Perché è così difficile dismettere il modus vivendi omertoso, anche se la posta in gioco è la mia, la tua. La NOSTRA salute, ci chiediamo. Una risposta può essere: perché ciò comporta l’assunzione di responsabilità in un’ottica di solidarietà estesa che afferri l’importanza del bene comune. Significa maturare un atteggiamento prosociale.
Prosociale è quel genere di comportamento “diretto ad aiutare o beneficiare un’altra persona o un gruppo di persone, senza aspettarsi ricompense esterne” (Mussen & Eisenberg, 1985).
Anche il significato di omertà, beninteso, rimanda al concetto di solidarietà, infatti, la sua definizione nel dizionario Treccani recita: “Solidarietà diretta a celare l’identità dell’autore di un reato. Quella solidarietà che […] consiste nell’astenersi volutamente da accuse, denunce, testimonianze, o anche da qualsiasi giudizio nei confronti di una determinata persona o situazione”.
Peccato che la SOLIDARIETÀ di tipo prosociale vada a beneficio del prossimo, quella del silenzio no. Dovremmo tutti aver ben chiara questa linea di demarcazione.

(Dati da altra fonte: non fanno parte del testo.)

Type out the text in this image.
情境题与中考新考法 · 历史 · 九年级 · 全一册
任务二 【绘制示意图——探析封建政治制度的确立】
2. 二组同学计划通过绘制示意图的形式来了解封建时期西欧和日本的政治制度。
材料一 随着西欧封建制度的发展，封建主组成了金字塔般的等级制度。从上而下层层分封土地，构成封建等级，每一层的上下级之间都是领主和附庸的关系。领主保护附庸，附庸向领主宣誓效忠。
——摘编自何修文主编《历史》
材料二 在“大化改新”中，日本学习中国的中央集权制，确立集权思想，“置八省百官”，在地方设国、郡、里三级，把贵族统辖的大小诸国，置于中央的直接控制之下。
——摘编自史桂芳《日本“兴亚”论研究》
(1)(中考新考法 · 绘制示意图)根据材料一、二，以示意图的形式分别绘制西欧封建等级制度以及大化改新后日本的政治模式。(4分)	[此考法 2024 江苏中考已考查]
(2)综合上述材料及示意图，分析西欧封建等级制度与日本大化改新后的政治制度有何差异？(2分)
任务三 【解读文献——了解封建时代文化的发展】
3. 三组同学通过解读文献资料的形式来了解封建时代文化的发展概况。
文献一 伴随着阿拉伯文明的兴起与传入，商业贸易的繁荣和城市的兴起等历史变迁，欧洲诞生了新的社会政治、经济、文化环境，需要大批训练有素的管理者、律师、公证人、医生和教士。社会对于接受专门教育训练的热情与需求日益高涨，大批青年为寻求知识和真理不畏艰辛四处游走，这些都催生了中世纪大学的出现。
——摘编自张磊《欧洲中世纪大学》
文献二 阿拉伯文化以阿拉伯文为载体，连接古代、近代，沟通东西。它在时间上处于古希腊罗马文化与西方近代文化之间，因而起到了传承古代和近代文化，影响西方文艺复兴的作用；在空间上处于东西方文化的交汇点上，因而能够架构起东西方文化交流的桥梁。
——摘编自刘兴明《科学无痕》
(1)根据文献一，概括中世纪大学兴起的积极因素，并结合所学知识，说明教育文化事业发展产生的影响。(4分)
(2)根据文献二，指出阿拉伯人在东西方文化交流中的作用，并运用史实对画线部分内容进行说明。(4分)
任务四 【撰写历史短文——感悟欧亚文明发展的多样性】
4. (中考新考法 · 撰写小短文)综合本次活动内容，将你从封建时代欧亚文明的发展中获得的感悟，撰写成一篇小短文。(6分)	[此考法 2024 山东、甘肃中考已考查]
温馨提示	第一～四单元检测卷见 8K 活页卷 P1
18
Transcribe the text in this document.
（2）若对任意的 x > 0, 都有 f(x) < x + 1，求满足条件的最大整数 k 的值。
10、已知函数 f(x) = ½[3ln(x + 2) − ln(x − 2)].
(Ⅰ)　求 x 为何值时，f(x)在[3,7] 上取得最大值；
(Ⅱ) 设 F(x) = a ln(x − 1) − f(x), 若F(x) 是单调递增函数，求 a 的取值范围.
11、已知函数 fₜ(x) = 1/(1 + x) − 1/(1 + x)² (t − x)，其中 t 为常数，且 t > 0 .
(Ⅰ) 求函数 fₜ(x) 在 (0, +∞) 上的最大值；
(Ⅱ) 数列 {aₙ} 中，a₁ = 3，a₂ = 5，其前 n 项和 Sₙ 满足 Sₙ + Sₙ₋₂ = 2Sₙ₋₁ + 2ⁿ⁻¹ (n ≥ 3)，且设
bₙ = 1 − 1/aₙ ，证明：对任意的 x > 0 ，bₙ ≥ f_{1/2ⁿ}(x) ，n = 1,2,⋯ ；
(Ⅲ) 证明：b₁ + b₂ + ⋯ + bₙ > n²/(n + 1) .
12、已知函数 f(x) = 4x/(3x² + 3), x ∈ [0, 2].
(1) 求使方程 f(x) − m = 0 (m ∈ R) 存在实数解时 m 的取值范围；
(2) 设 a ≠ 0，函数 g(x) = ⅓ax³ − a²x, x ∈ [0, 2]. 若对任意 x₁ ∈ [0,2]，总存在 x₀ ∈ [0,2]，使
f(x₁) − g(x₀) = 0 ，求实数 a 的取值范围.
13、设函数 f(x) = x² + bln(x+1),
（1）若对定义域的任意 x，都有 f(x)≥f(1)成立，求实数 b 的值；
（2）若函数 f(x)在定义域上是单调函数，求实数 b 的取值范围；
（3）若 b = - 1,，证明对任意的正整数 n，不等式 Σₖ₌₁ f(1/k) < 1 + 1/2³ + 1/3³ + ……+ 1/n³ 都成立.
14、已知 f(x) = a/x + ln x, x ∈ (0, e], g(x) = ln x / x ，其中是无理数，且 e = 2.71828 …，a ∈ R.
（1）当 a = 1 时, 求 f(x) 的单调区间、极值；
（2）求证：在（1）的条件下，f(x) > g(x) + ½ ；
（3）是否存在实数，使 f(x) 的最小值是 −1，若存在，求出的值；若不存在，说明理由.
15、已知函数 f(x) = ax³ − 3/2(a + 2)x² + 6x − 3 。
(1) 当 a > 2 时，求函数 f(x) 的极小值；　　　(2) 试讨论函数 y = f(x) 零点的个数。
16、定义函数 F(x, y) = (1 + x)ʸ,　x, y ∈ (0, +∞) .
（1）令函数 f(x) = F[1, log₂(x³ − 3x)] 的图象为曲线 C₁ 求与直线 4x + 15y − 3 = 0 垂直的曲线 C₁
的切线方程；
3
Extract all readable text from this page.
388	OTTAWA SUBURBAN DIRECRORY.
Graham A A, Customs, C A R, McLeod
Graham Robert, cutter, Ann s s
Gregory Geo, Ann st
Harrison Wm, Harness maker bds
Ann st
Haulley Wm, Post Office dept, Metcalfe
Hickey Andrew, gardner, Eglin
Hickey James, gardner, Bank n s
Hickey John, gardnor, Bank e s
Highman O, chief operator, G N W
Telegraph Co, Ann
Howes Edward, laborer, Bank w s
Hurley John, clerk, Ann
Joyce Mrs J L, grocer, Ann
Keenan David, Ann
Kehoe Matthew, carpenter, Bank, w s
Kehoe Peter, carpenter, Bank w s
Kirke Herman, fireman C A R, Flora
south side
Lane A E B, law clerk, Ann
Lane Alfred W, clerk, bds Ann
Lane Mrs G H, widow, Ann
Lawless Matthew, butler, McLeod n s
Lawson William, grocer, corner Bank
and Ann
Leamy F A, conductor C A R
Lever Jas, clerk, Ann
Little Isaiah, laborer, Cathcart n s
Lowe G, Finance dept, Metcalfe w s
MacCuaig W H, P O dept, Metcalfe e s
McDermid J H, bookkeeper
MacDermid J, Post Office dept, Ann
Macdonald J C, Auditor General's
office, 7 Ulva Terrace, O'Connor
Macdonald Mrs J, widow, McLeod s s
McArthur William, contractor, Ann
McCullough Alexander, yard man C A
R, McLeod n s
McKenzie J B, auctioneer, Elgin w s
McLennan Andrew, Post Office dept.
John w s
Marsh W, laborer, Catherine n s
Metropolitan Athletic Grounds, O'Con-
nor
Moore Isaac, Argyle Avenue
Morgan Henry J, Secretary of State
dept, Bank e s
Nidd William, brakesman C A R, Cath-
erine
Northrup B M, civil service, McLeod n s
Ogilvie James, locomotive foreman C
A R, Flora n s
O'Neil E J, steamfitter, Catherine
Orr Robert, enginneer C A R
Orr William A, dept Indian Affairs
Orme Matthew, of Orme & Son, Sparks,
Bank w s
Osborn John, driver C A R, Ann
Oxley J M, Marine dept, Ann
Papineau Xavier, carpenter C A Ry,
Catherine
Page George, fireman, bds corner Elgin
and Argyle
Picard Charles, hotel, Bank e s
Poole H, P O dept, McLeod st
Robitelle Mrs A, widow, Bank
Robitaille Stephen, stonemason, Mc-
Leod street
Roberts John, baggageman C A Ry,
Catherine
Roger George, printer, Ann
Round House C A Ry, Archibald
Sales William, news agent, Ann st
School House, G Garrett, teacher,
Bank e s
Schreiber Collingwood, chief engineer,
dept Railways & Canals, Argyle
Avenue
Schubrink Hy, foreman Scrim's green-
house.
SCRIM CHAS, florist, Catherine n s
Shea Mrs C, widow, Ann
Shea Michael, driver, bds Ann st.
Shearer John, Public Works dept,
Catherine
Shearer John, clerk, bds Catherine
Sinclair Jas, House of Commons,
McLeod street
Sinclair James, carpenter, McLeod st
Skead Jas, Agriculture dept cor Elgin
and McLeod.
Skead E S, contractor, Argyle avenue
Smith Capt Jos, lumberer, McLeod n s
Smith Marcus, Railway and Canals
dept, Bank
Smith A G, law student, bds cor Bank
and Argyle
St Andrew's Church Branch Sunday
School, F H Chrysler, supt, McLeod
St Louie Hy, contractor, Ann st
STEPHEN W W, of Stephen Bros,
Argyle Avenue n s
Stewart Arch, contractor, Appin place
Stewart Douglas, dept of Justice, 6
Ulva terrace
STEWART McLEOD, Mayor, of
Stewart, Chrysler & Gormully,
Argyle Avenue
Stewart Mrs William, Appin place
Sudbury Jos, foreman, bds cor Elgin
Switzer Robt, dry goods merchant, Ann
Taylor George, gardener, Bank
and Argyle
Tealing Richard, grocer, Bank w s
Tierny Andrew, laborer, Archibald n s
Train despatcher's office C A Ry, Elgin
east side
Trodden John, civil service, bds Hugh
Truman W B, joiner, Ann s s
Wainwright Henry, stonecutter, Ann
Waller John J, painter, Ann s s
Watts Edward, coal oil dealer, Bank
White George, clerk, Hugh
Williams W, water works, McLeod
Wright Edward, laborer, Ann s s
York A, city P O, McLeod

Invece, purtroppo, ci adeguiamo consapevolmente (anche se, interiormente, lacerati) ad una condotta pseudo-mafiosa, temendo chissà quali ritorsioni, nemmeno fossimo stati testimoni di un omicidio: “Non so, non ho visto, se c’ero dormivo” riecheggia nell’aria.
Fortunatamente, anche per i dormienti, c’è sempre qualcuno che lotta e che sta sveglio.
Borore, Torpè, Siniscola,
08/03/2021
Daniela, Giovanna, Lourdes.
Decisamente un bel pezzo prosociale! Grazie.